Fármacos residuais contaminam sem tratamento, artigo de Fernando Marcelo Tavares

fármacos

[EcoDebate] As técnicas de tratamento de efluentes são relativamente recentes. De 1900 a 1970, resumiam-se à remoção de material suspenso, tratamento de orgânicos biodegradáveis e eliminação de organismo patogênicos. A partir de 1970 passou a haver uma preocupação maior com a Demanda Bioquímica de Oxigênio (DBO) e a remoção de nutrientes, sendo que o tratamento de águas residuais passou a ser direcionado para questões de saúde.

Os avanços conquistados até agora, evoluíram de um tratamento preliminar e primário para um tratamento secundário com a utilização de recursos biológicos para a redução dos teores de materiais orgânicos solúveis, e, finalmente, para o tratameno terciário, que passa a abranger a remoção, através de processos químicos, de nutrientes como o fósforo e o nitrogênio, microorganismos patogênicos, substâncias corantes, entre outras não eliminadas nos processos anteriores.
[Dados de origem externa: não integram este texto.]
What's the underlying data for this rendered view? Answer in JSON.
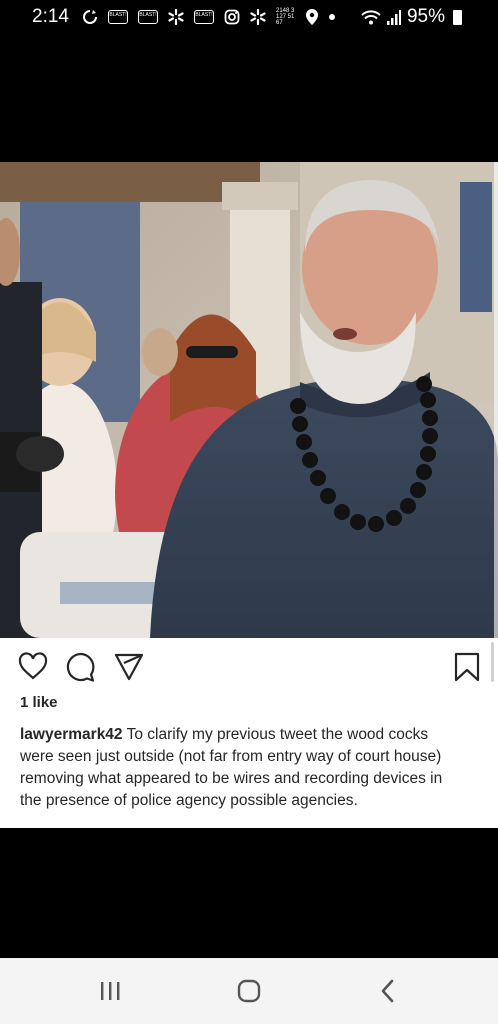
{
  "status_bar": {
    "time": "2:14",
    "battery": "95%",
    "icons": [
      "sync-icon",
      "blast-badge-icon",
      "blast-badge-icon",
      "walmart-spark-icon",
      "blast-badge-icon",
      "instagram-icon",
      "walmart-spark-icon",
      "grid-numbers-icon",
      "location-icon",
      "dot-icon",
      "wifi-icon",
      "signal-icon",
      "battery-icon"
    ],
    "badge_label": "BLAST!",
    "grid_numbers": "2148 3127 5167"
  },
  "post": {
    "likes": "1 like",
    "username": "lawyermark42",
    "caption": "To clarify my previous tweet the wood cocks were seen just outside (not far from entry way of court house) removing what appeared to be wires and recording devices in the presence of police agency possible agencies.",
    "actions": [
      "heart-icon",
      "comment-icon",
      "share-icon",
      "bookmark-icon"
    ]
  },
  "nav_bar": {
    "buttons": [
      "recent-apps-icon",
      "home-icon",
      "back-icon"
    ]
  }
}
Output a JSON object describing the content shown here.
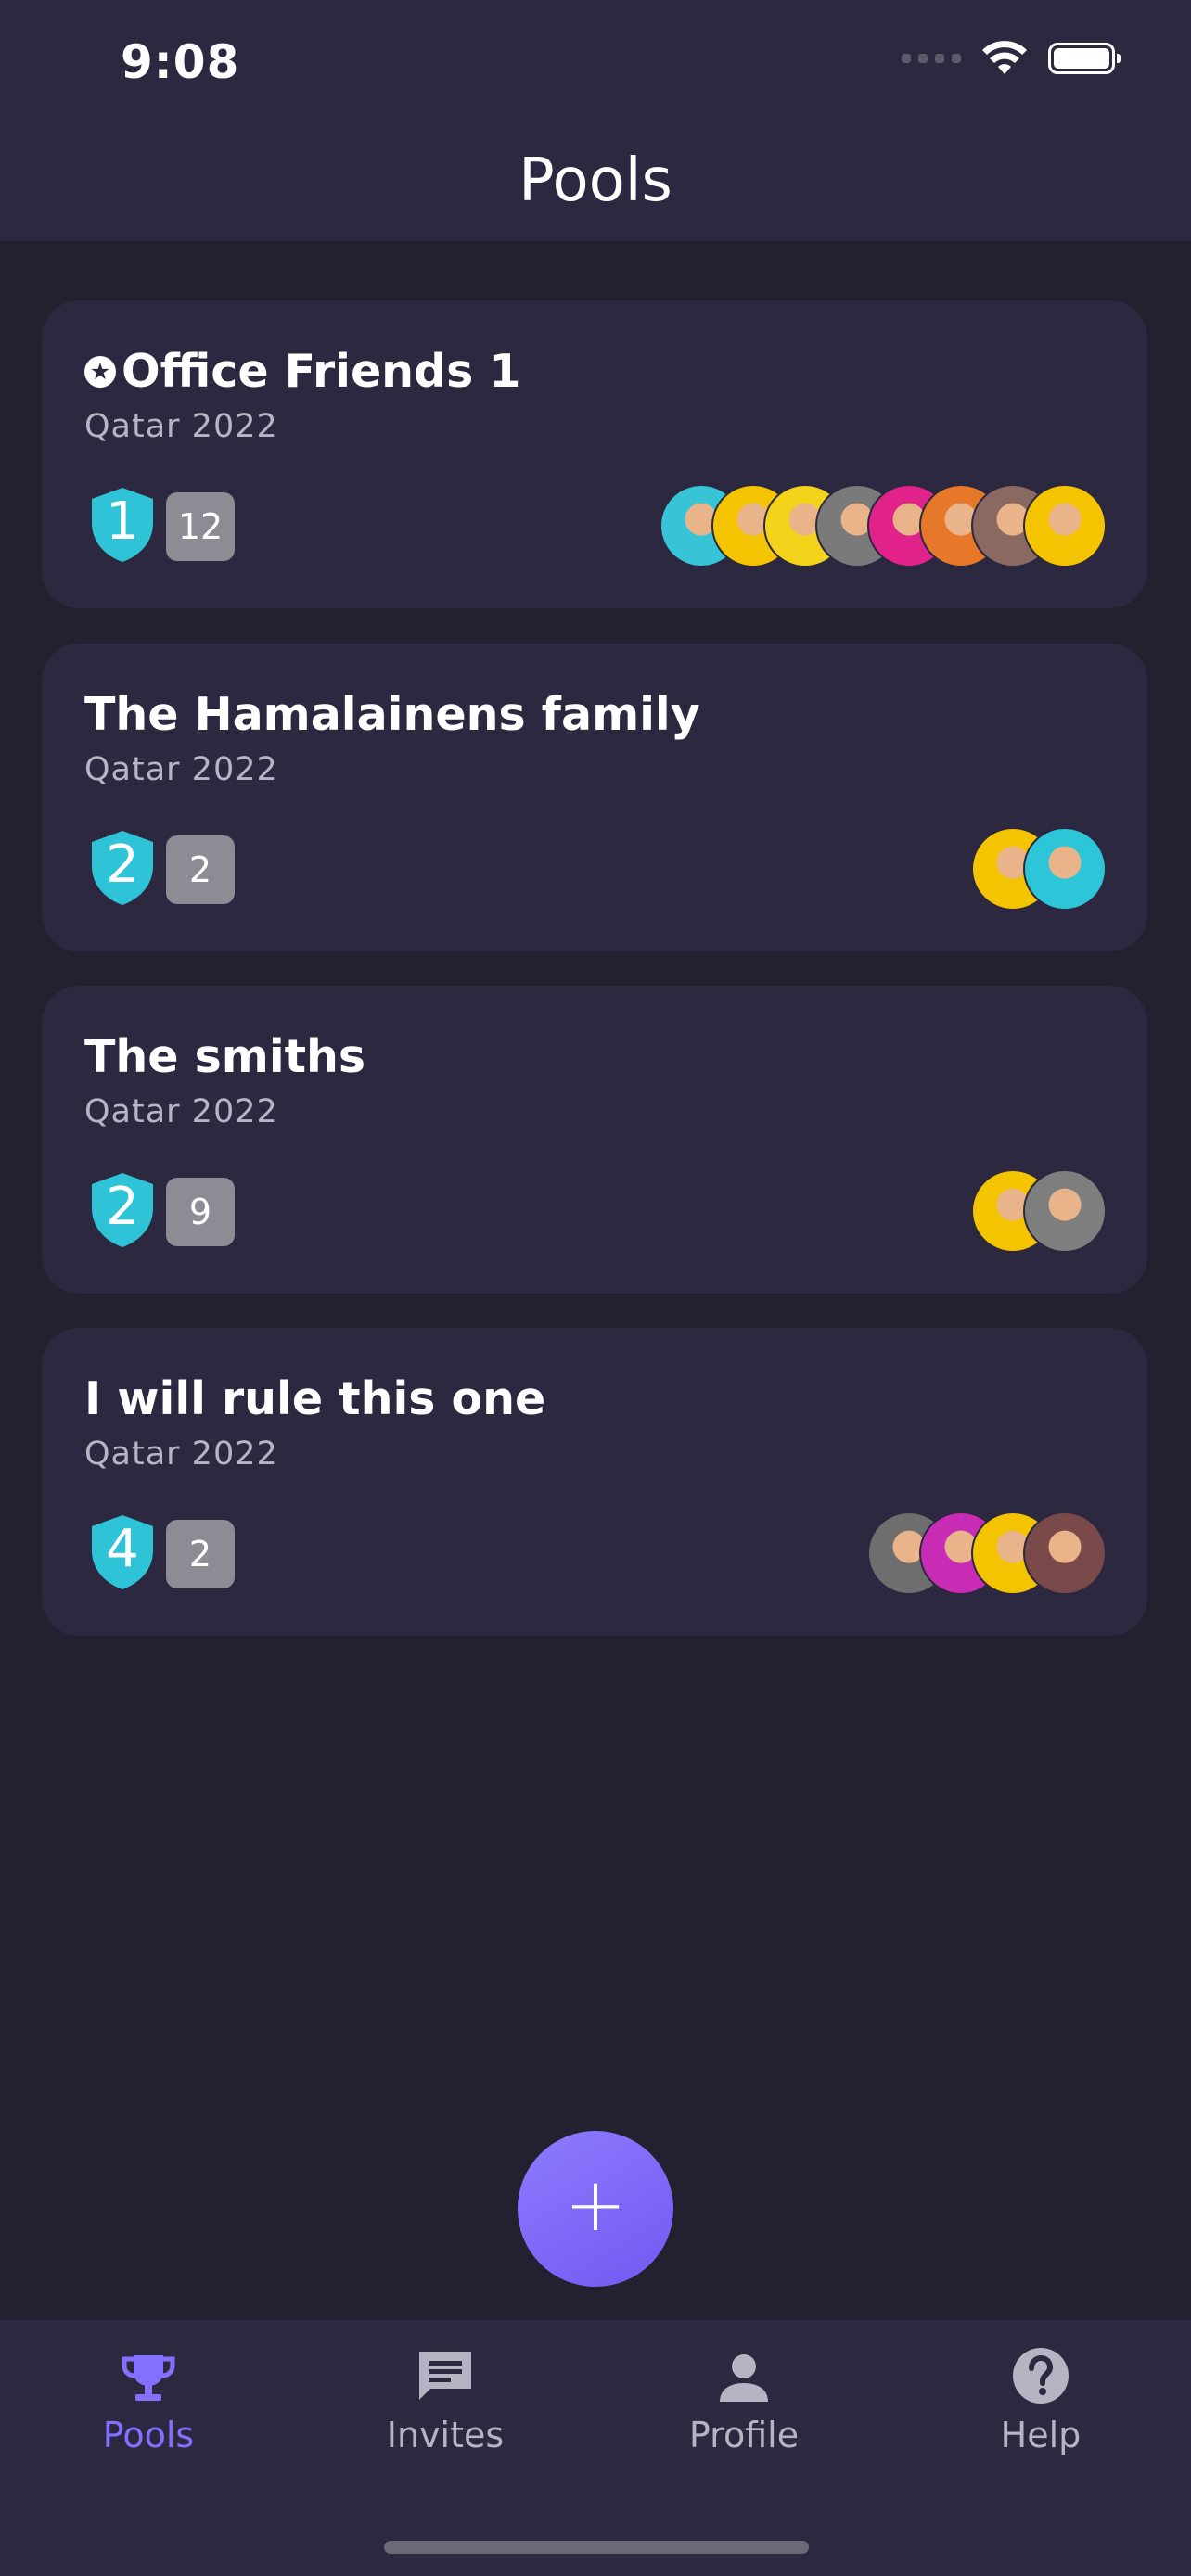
{
  "status_bar": {
    "time": "9:08"
  },
  "header": {
    "title": "Pools"
  },
  "pools": [
    {
      "name": "Office Friends 1",
      "owned_by_user": true,
      "subtitle": "Qatar 2022",
      "rank": "1",
      "member_count": "12",
      "avatar_colors": [
        "#36c4d6",
        "#f5c400",
        "#f3d41a",
        "#7a7a7a",
        "#e0228a",
        "#e7782a",
        "#8a6a60",
        "#f5c400"
      ]
    },
    {
      "name": "The Hamalainens family",
      "owned_by_user": false,
      "subtitle": "Qatar 2022",
      "rank": "2",
      "member_count": "2",
      "avatar_colors": [
        "#f5c400",
        "#2dc6d8"
      ]
    },
    {
      "name": "The smiths",
      "owned_by_user": false,
      "subtitle": "Qatar 2022",
      "rank": "2",
      "member_count": "9",
      "avatar_colors": [
        "#f5c400",
        "#7e7e7e"
      ]
    },
    {
      "name": "I will rule this one",
      "owned_by_user": false,
      "subtitle": "Qatar 2022",
      "rank": "4",
      "member_count": "2",
      "avatar_colors": [
        "#6e6e6e",
        "#c82cb5",
        "#f5c400",
        "#7a4a4a"
      ]
    }
  ],
  "fab": {
    "label": "+"
  },
  "tabs": [
    {
      "label": "Pools",
      "icon": "trophy-icon",
      "active": true
    },
    {
      "label": "Invites",
      "icon": "chat-icon",
      "active": false
    },
    {
      "label": "Profile",
      "icon": "person-icon",
      "active": false
    },
    {
      "label": "Help",
      "icon": "help-icon",
      "active": false
    }
  ],
  "colors": {
    "background": "#23212f",
    "surface": "#2b2840",
    "accent": "#8470ff",
    "shield": "#2ec3d6",
    "badge": "#8d8c94",
    "inactive_tab": "#b6b4c2"
  }
}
Assim como ocorreu a evolução das técnicas de tratamento de efluentes domésticos e industriais ao longo da história recente e de forma compatível com o conhecimento tecnológico das diversas épocas, é sensato afirmar que esta evolução está muito aquém de seu ápice, principalmente considerando que há, ainda, muito desconhecimento acerca das características e dos efeitos dos produtos químicos no meio ambiente e na saúde humana, bem como há uma profusão de pesquisas em andamento que, certamente, possibilitarão o desenvolvimento de novas tecnologias.

E é bom que elas cheguem logo. Quanto mais se difundem e se aperfeiçoam os processos de monitoramento ambiental, mais transparece nossa vulnerabilidade a contaminações não previstas anteriormente. É o que vem demonstrando, por exemplo, os resultados de algumas pesquisas sobre a presença de fármacos residuais em efluentes de estações de tratamento de esgoto, levantando informações bastante preocupantes. O assunto tem sido alvo de diversas pesquisas em todo o mundo que têm constatado a presença de antibióticos, hormônios, anestésicos, antipilêmicos, meio de contraste de raio X, antiflamatórios, entre outros fármacos, nos esgotos domésticos e nas águas superficiais e subterrâneas em países como os EUA, Itália, Inglaterra, Holanda, Suécia, Canadá e Brasil.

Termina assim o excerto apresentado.